Assuming you have an AD group or Azure/O365 group that has your team members in it like we did:

  1. Log into with permissions to create stuff in your subscription
  2. Create a Resource Group for your team in the same location as your subscription
  3. Grant Reader permissions for the team to the Resource Group (use the IAM menu option to grant this)
  4. Create a storage account with the cheapest settings possible (see below)
    1. Set the Resource Group to the one you created for your team in step 2
    2. Give it a nice, short, simple name for the Storage Account Name
    3. Set the location to the same location as your resource group (NOTE: I had problems with East US 2; if your subscription is in East US 2, choose US EAST for this)
    4. Set Performance to Standard
    5. Leave Account kind for StorageV2 (general purpose v2)
    6. Set Replication to Locally Redundant Storage (LRS) if possible, it's the cheapest
    7. Set Access Tier to Cool
    8. Use the Review and Create button and create the resource...this will take a minute
  5. Once the storage account is created, navigate to the Storage Account, and grant "Reader and Data Access" for your team
    • If you receive errors about an unauthorized header, close your browser and re-login to Azure portal
  6. Inside the storage account, click Files and create a file share, call it something like "share", don't set a quota - every new user that accesses CloudShell and creates a profile will commit 5gb to this share so there's really no point in trying to limit unless you are scared of the hackers
  7. Click the "share" share so that it opens and click "Upload" and upload scripts and other resources here for your team
To access these resources, you need to have your each member on your team open a new Cloud Shell and, hopefully, they've never used this before.
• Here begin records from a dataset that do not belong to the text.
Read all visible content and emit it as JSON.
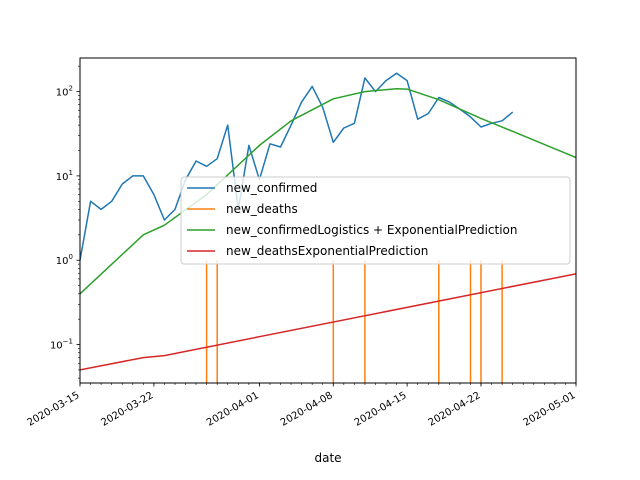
{
  "chart_data": {
    "type": "line",
    "title": "",
    "xlabel": "date",
    "ylabel": "",
    "yscale": "log",
    "ylim": [
      0.035,
      250
    ],
    "xlim": [
      "2020-03-15",
      "2020-05-01"
    ],
    "grid": false,
    "legend_position": "center",
    "x_ticks": [
      "2020-03-15",
      "2020-03-22",
      "2020-04-01",
      "2020-04-08",
      "2020-04-15",
      "2020-04-22",
      "2020-05-01"
    ],
    "y_ticks": [
      {
        "value": 0.1,
        "base": "10",
        "exp": "−1"
      },
      {
        "value": 1,
        "base": "10",
        "exp": "0"
      },
      {
        "value": 10,
        "base": "10",
        "exp": "1"
      },
      {
        "value": 100,
        "base": "10",
        "exp": "2"
      }
    ],
    "series": [
      {
        "name": "new_confirmed",
        "color": "#1f77b4",
        "x": [
          "2020-03-15",
          "2020-03-16",
          "2020-03-17",
          "2020-03-18",
          "2020-03-19",
          "2020-03-20",
          "2020-03-21",
          "2020-03-22",
          "2020-03-23",
          "2020-03-24",
          "2020-03-25",
          "2020-03-26",
          "2020-03-27",
          "2020-03-28",
          "2020-03-29",
          "2020-03-30",
          "2020-03-31",
          "2020-04-01",
          "2020-04-02",
          "2020-04-03",
          "2020-04-04",
          "2020-04-05",
          "2020-04-06",
          "2020-04-07",
          "2020-04-08",
          "2020-04-09",
          "2020-04-10",
          "2020-04-11",
          "2020-04-12",
          "2020-04-13",
          "2020-04-14",
          "2020-04-15",
          "2020-04-16",
          "2020-04-17",
          "2020-04-18",
          "2020-04-19",
          "2020-04-20",
          "2020-04-21",
          "2020-04-22",
          "2020-04-23",
          "2020-04-24",
          "2020-04-25"
        ],
        "y": [
          1,
          5,
          4,
          5,
          8,
          10,
          10,
          6,
          3,
          4,
          9,
          15,
          13,
          16,
          40,
          4,
          23,
          9,
          24,
          22,
          40,
          75,
          115,
          65,
          25,
          37,
          42,
          145,
          100,
          135,
          165,
          135,
          47,
          55,
          85,
          75,
          62,
          50,
          38,
          42,
          45,
          57
        ]
      },
      {
        "name": "new_deaths",
        "color": "#ff7f0e",
        "x": [
          "2020-03-27",
          "2020-03-28",
          "2020-04-08",
          "2020-04-11",
          "2020-04-18",
          "2020-04-21",
          "2020-04-22",
          "2020-04-24"
        ],
        "y": [
          1,
          1,
          1,
          1,
          1,
          1,
          1,
          1
        ]
      },
      {
        "name": "new_confirmedLogistics + ExponentialPrediction",
        "color": "#2ca02c",
        "x": [
          "2020-03-15",
          "2020-03-21",
          "2020-03-23",
          "2020-03-27",
          "2020-04-01",
          "2020-04-04",
          "2020-04-08",
          "2020-04-11",
          "2020-04-14",
          "2020-04-15",
          "2020-04-18",
          "2020-04-22",
          "2020-04-26",
          "2020-05-01"
        ],
        "y": [
          0.4,
          2,
          2.6,
          6,
          23,
          45,
          82,
          100,
          108,
          107,
          80,
          48,
          30,
          16.5
        ]
      },
      {
        "name": "new_deathsExponentialPrediction",
        "color": "#d62728",
        "x": [
          "2020-03-15",
          "2020-03-21",
          "2020-03-23",
          "2020-05-01"
        ],
        "y": [
          0.05,
          0.07,
          0.074,
          0.69
        ]
      }
    ]
  }
}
If they have, you will need to have them use a command to mount this new storage instead of their original storage (clouddrive mount -s SUBSCRIPTIONGUID -g "YOURRESOURCEGROUPNAME" -n "YOURSTORAGEACCOUNTNAME" -f "YOURSHARENAME")...beware, they may want to backup their stuff before they switch storage like that:

  1. Click the Cloud Shell button immediately to the right of the search bar in Azure Portal
  2. Click PowerShell as the language (you can change this later if you like)
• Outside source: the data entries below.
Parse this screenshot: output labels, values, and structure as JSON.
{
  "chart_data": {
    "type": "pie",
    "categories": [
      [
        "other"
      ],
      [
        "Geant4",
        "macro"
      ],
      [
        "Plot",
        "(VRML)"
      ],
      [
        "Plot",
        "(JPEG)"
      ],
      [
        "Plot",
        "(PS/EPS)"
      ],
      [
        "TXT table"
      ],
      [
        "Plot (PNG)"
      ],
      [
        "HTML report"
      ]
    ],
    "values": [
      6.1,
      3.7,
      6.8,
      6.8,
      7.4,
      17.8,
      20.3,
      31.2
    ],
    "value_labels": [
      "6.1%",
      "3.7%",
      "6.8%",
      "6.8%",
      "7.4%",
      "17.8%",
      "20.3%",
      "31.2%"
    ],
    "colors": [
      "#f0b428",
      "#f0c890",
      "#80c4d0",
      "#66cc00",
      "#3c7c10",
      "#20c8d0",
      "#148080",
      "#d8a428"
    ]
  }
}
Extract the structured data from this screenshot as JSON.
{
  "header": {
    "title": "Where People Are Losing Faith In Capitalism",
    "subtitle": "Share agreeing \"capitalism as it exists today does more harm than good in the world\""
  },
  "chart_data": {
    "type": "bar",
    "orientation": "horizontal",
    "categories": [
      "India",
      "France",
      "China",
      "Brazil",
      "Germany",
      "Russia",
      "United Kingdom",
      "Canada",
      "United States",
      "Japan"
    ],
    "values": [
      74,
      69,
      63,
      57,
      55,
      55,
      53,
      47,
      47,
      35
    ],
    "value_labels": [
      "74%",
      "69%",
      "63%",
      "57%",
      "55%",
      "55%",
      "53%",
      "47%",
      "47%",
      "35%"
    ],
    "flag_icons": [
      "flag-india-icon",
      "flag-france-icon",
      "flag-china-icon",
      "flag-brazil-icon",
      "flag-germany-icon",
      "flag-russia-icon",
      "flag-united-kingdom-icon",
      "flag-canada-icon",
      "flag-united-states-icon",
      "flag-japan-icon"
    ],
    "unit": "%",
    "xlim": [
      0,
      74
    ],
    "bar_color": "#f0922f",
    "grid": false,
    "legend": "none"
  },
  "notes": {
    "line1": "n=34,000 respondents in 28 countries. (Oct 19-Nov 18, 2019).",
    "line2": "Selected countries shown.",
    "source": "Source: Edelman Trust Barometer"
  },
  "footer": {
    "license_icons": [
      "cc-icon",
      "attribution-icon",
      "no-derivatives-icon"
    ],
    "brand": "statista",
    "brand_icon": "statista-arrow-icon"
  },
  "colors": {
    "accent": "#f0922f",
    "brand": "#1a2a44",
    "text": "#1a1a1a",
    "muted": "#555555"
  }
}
  3. Click Advanced Settings on the right
  4. Make sure the settings all match what you have made (you may have to manually type the Share name)
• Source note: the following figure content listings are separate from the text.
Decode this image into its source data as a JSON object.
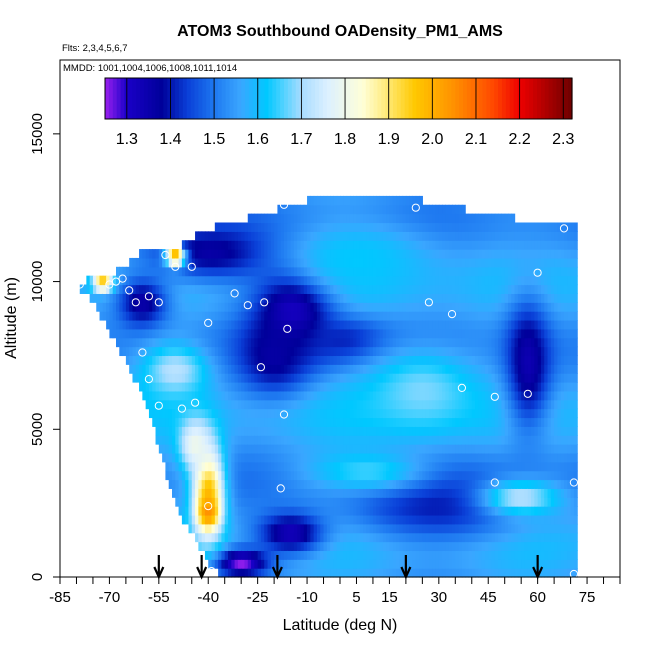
{
  "chart_data": {
    "type": "heatmap",
    "title": "ATOM3 Southbound OADensity_PM1_AMS",
    "flights_label": "Flts: 2,3,4,5,6,7",
    "mmdd_label": "MMDD: 1001,1004,1006,1008,1011,1014",
    "xlabel": "Latitude (deg N)",
    "ylabel": "Altitude (m)",
    "xlim": [
      -85,
      85
    ],
    "ylim": [
      0,
      17500
    ],
    "x_ticks": [
      -85,
      -70,
      -55,
      -40,
      -25,
      -10,
      5,
      15,
      30,
      45,
      60,
      75
    ],
    "x_tick_labels": [
      "-85",
      "-70",
      "-55",
      "-40",
      "-25",
      "-10",
      "5",
      "15",
      "30",
      "45",
      "60",
      "75"
    ],
    "y_ticks": [
      0,
      5000,
      10000,
      15000
    ],
    "y_tick_labels": [
      "0",
      "5000",
      "10000",
      "15000"
    ],
    "colorbar": {
      "range": [
        1.25,
        2.32
      ],
      "ticks": [
        1.3,
        1.4,
        1.5,
        1.6,
        1.7,
        1.8,
        1.9,
        2.0,
        2.1,
        2.2,
        2.3
      ],
      "tick_labels": [
        "1.3",
        "1.4",
        "1.5",
        "1.6",
        "1.7",
        "1.8",
        "1.9",
        "2.0",
        "2.1",
        "2.2",
        "2.3"
      ],
      "stops": [
        {
          "v": 1.25,
          "c": "#9A20F0"
        },
        {
          "v": 1.3,
          "c": "#1A00C8"
        },
        {
          "v": 1.38,
          "c": "#00009A"
        },
        {
          "v": 1.44,
          "c": "#0A40D8"
        },
        {
          "v": 1.5,
          "c": "#1E78F0"
        },
        {
          "v": 1.56,
          "c": "#3AA6FF"
        },
        {
          "v": 1.62,
          "c": "#00C8FF"
        },
        {
          "v": 1.7,
          "c": "#A8DCFF"
        },
        {
          "v": 1.76,
          "c": "#DCF0FF"
        },
        {
          "v": 1.84,
          "c": "#FFFFD8"
        },
        {
          "v": 1.9,
          "c": "#FFE870"
        },
        {
          "v": 1.96,
          "c": "#FFC800"
        },
        {
          "v": 2.05,
          "c": "#FF9000"
        },
        {
          "v": 2.14,
          "c": "#FF4800"
        },
        {
          "v": 2.2,
          "c": "#EE0000"
        },
        {
          "v": 2.32,
          "c": "#6E0000"
        }
      ]
    },
    "profile_markers_lat": [
      -55,
      -42,
      -19,
      20,
      60
    ],
    "altitude_envelope": [
      {
        "lat": -85,
        "top": 0
      },
      {
        "lat": -79,
        "top": 10000
      },
      {
        "lat": -70,
        "top": 10200
      },
      {
        "lat": -65,
        "top": 10600
      },
      {
        "lat": -60,
        "top": 11000
      },
      {
        "lat": -55,
        "top": 11100
      },
      {
        "lat": -50,
        "top": 11100
      },
      {
        "lat": -45,
        "top": 11500
      },
      {
        "lat": -40,
        "top": 11700
      },
      {
        "lat": -35,
        "top": 12000
      },
      {
        "lat": -25,
        "top": 12200
      },
      {
        "lat": -15,
        "top": 12600
      },
      {
        "lat": -5,
        "top": 12900
      },
      {
        "lat": 20,
        "top": 12900
      },
      {
        "lat": 30,
        "top": 12600
      },
      {
        "lat": 50,
        "top": 12200
      },
      {
        "lat": 65,
        "top": 11900
      },
      {
        "lat": 72,
        "top": 11900
      }
    ],
    "altitude_floor": [
      {
        "lat": -79,
        "bottom": 9800
      },
      {
        "lat": -75,
        "bottom": 9300
      },
      {
        "lat": -70,
        "bottom": 8300
      },
      {
        "lat": -65,
        "bottom": 7300
      },
      {
        "lat": -60,
        "bottom": 6200
      },
      {
        "lat": -56,
        "bottom": 4800
      },
      {
        "lat": -52,
        "bottom": 3200
      },
      {
        "lat": -48,
        "bottom": 1900
      },
      {
        "lat": -44,
        "bottom": 1300
      },
      {
        "lat": -40,
        "bottom": 500
      },
      {
        "lat": -36,
        "bottom": 0
      },
      {
        "lat": 72,
        "bottom": 0
      }
    ],
    "field_features": [
      {
        "kind": "background",
        "value": 1.55
      },
      {
        "kind": "blob",
        "lat": -38,
        "alt": 11000,
        "dlat": 20,
        "dalt": 900,
        "value": 1.35
      },
      {
        "kind": "blob",
        "lat": -14,
        "alt": 9100,
        "dlat": 12,
        "dalt": 1600,
        "value": 1.28
      },
      {
        "kind": "blob",
        "lat": -20,
        "alt": 7500,
        "dlat": 10,
        "dalt": 1200,
        "value": 1.36
      },
      {
        "kind": "blob",
        "lat": 2,
        "alt": 8000,
        "dlat": 14,
        "dalt": 800,
        "value": 1.4
      },
      {
        "kind": "blob",
        "lat": 57,
        "alt": 7200,
        "dlat": 7,
        "dalt": 2200,
        "value": 1.33
      },
      {
        "kind": "blob",
        "lat": 30,
        "alt": 2500,
        "dlat": 26,
        "dalt": 1200,
        "value": 1.4
      },
      {
        "kind": "blob",
        "lat": -15,
        "alt": 1500,
        "dlat": 10,
        "dalt": 700,
        "value": 1.32
      },
      {
        "kind": "blob",
        "lat": -30,
        "alt": 500,
        "dlat": 8,
        "dalt": 450,
        "value": 1.25
      },
      {
        "kind": "blob",
        "lat": -60,
        "alt": 9300,
        "dlat": 8,
        "dalt": 900,
        "value": 1.35
      },
      {
        "kind": "blob",
        "lat": 5,
        "alt": 10800,
        "dlat": 24,
        "dalt": 1200,
        "value": 1.62
      },
      {
        "kind": "blob",
        "lat": 25,
        "alt": 6300,
        "dlat": 18,
        "dalt": 1500,
        "value": 1.68
      },
      {
        "kind": "blob",
        "lat": -50,
        "alt": 7000,
        "dlat": 10,
        "dalt": 900,
        "value": 1.72
      },
      {
        "kind": "blob",
        "lat": -40,
        "alt": 2900,
        "dlat": 5,
        "dalt": 1600,
        "value": 1.98
      },
      {
        "kind": "blob",
        "lat": -40,
        "alt": 2200,
        "dlat": 3,
        "dalt": 500,
        "value": 2.05
      },
      {
        "kind": "blob",
        "lat": -44,
        "alt": 4500,
        "dlat": 5,
        "dalt": 900,
        "value": 1.8
      },
      {
        "kind": "blob",
        "lat": -50,
        "alt": 10850,
        "dlat": 3,
        "dalt": 300,
        "value": 2.05
      },
      {
        "kind": "blob",
        "lat": -72,
        "alt": 9950,
        "dlat": 3,
        "dalt": 250,
        "value": 2.02
      },
      {
        "kind": "blob",
        "lat": 55,
        "alt": 2700,
        "dlat": 12,
        "dalt": 600,
        "value": 1.72
      },
      {
        "kind": "blob",
        "lat": 8,
        "alt": 3600,
        "dlat": 18,
        "dalt": 700,
        "value": 1.65
      }
    ],
    "sample_points": [
      {
        "lat": -79,
        "alt": 9900
      },
      {
        "lat": -70,
        "alt": 9900
      },
      {
        "lat": -68,
        "alt": 10000
      },
      {
        "lat": -66,
        "alt": 10100
      },
      {
        "lat": -64,
        "alt": 9700
      },
      {
        "lat": -62,
        "alt": 9300
      },
      {
        "lat": -58,
        "alt": 9500
      },
      {
        "lat": -55,
        "alt": 9300
      },
      {
        "lat": -53,
        "alt": 10900
      },
      {
        "lat": -50,
        "alt": 10500
      },
      {
        "lat": -45,
        "alt": 10500
      },
      {
        "lat": -40,
        "alt": 8600
      },
      {
        "lat": -60,
        "alt": 7600
      },
      {
        "lat": -58,
        "alt": 6700
      },
      {
        "lat": -55,
        "alt": 5800
      },
      {
        "lat": -48,
        "alt": 5700
      },
      {
        "lat": -44,
        "alt": 5900
      },
      {
        "lat": -40,
        "alt": 2400
      },
      {
        "lat": -39,
        "alt": 200
      },
      {
        "lat": -32,
        "alt": 9600
      },
      {
        "lat": -28,
        "alt": 9200
      },
      {
        "lat": -23,
        "alt": 9300
      },
      {
        "lat": -24,
        "alt": 7100
      },
      {
        "lat": -17,
        "alt": 12600
      },
      {
        "lat": -16,
        "alt": 8400
      },
      {
        "lat": -17,
        "alt": 5500
      },
      {
        "lat": -18,
        "alt": 3000
      },
      {
        "lat": 23,
        "alt": 12500
      },
      {
        "lat": 27,
        "alt": 9300
      },
      {
        "lat": 34,
        "alt": 8900
      },
      {
        "lat": 37,
        "alt": 6400
      },
      {
        "lat": 47,
        "alt": 6100
      },
      {
        "lat": 47,
        "alt": 3200
      },
      {
        "lat": 57,
        "alt": 6200
      },
      {
        "lat": 60,
        "alt": 10300
      },
      {
        "lat": 68,
        "alt": 11800
      },
      {
        "lat": 71,
        "alt": 3200
      },
      {
        "lat": 71,
        "alt": 100
      }
    ]
  }
}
  5. Click Connect/Yes/whatever allows it to go
Now that it is connected (you can verify if you use the Get-Clouddrive command and it gives you useful information), you can access those shared resources by typing this:
cd $HOME/clouddrive
Now your PowerShell window is located in the main directory of the can use dir to list the contents and even use tab completion to load your script name and it'll work. One downside: you cannot access local resources (e.g. local Active Directory or modules) when the script is accessed within cloud shell (you can actually map it as a network drive). The best way to handle this situation is to create a Hybrid Runbook Worker so that you can create Runbooks (aka scripts) and use the scripts stored in your shared location to call the runbooks and specify that they run on the Hybrid Runbook Worker.